Nos cursos de Letras, nos estudos de literatura e nos vestibulares (como portal de acesso ao ensino superior), as escolhas e indicações são feitas com base no desenvolvimento científico, em campos do conhecimento e suas correlatas disciplinas acadêmicas, e nas disputas entre diferentes correntes teórico-metodológicas, em uma dinâmica própria do ensino superior. O repertório desse contexto, a ser “listado”, se transforma, por exemplo, por vários movimentos: quebras de paradigmas com a análise de novas publicações, resgate de obras importantes pouco apreciadas no passado, novos olhares sobre obras já reconhecidas no meio, relações e comparações com outros campos, etc., o que torna essa lista mais fluida e dinâmica, justamente para poder abarcar uma possível diversidade pretendida com as pesquisas.

Por outro lado, as informações produzidas nesses espaços chegam com menos rapidez à educação básica.

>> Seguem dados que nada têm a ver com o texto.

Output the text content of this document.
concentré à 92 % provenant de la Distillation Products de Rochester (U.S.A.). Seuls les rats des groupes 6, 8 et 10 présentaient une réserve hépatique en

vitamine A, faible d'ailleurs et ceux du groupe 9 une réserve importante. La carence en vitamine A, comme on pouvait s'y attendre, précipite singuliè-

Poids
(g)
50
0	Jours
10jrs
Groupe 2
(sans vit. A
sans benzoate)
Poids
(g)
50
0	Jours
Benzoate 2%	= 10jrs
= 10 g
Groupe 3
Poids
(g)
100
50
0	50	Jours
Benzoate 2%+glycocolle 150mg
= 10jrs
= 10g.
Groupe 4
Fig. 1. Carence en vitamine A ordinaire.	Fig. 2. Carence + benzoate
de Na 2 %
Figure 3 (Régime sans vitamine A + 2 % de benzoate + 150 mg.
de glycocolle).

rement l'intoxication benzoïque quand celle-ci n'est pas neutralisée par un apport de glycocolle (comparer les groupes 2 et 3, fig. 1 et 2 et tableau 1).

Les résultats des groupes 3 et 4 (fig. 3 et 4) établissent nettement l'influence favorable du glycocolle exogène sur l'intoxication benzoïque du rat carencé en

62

E justamente ali, onde esse movimento seria mais necessário, há maior tendencia à conservação – constituindo aquilo que especialistas denominam como “cânone escolar”.


Poderíamos pensar que existe uma suposta incompatibilidade entre as duas instituições (universidade e escola), cujos objetivos seriam divergentes no tratamento da literatura, e assim se explicaria a distância que se descreveu linhas acima. Mas a hipótese de que essa distância decorreria de uma diferença de objetivos fica invalidada, quando observamos o processo histórico de sucateamento principalmente na educação básica do país, e as influências políticas conservadoras que restringem sua autonomia, para afastar com maior vigor a literatura que pode ser ensinada na escola da que é estudada nos estudos literários na universidade. A consequência disso é a manutenção de esvaziamentos: o trabalho do professor de literatura como intelectual é reduzido, tanto quanto as possibilidades de leitura dos alunos.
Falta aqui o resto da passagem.